Doublestar has modified this resource calculation to suit National Policy 43-101 standards and has limited this resource figure to those areas of concentrated drilling. The effect is to reduce Sierra Mining's mineral resource calculation to 480,000 ounces of contained gold - made up of a measured mineral resource of 75,891 ounces, an indicated mineral resource of 240,654 ounces, and an inferred mineral resource of 164,015 ounces. In spite of Doublestar's more conservative approach to determining the economic potential of this property, the Damoti Lake deposit still exhibits strong near-term commercial viability. Moreover, there are compelling indications that further exploratory and developmental work may reveal a much larger deposit.

According to company President Paul Saxton, "The Damoti Lake potential is greatly expandable. It is an intriguing property that has had spectacular drilling results in the past and begs to have a new expanded exploration program. The iron formation, which is the gold bearing structure, is over 11 kilometers in length and only a small part of it has been systematically and structurally explored."

Doublestar owns 100 per cent of the Damoti Lake deposit (subject to a two per cent net smelter royalty) through its wholly owned subsidiary, Standard Mining Corporation. In 2002, Canadian Zinc Corporation entered into an agreement with the company to earn a 50 per cent interest by making cash and share payments and expending a cumulative Can. $2.4 million (U.S. $1.6 million) on exploration over four years.

Rounding out Doublestar's extensive inventory of projects are nearly a dozen other properties in Honduras, several of which exhibit the potential to be major gold finds. They include a couple of advanced epithermal gold/silver targets, two advanced stage bulk-tonnage gold prospects and two advanced silver-copper-zinc properties. All told, these concessions cover 276 square kilometers of prime exploration territory. Moreover, Doublestar has a number of Canadian grass-roots precious and base metals exploration projects, mainly in British Columbia. They will be the focus of further work subject to the future involvement of appropriate joint venture partners.

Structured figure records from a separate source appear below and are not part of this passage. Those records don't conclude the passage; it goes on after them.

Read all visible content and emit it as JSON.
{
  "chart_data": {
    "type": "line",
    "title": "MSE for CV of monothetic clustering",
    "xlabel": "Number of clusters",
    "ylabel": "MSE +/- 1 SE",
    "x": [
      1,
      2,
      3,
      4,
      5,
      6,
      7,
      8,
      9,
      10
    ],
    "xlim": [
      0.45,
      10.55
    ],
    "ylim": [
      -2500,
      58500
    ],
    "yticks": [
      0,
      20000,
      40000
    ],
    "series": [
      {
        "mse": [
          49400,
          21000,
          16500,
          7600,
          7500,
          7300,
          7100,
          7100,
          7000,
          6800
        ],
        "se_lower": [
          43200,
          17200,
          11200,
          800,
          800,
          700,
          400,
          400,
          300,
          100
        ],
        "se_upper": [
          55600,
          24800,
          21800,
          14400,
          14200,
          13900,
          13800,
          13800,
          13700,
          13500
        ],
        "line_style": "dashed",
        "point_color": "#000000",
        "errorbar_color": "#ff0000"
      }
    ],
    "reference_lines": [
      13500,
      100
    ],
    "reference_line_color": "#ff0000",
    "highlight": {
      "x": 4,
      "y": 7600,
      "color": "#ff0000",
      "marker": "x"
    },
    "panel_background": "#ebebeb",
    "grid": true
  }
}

In closing, Doublestar has over a million ounces of gold resources already delineated on its Damoti Lake and Zopilote properties, as well as a feasibility study underway for its high-grade Sustut copper deposit. All of these projects also have excellent "blue sky" potential by the year's end to evolve into considerably larger deposits. Moreover, the company is adequately financed and benefits from strong leadership with a proven record for financing and developing large-tonnage mines. Accordingly, SmallCapMedia believes that Doublestar offers investors considerable leveraged exposure to at least three potentially economic mineral deposits. This will likely be reflected in the share price in the coming months as the company continues to produce a stream of exploration results from these key ventures.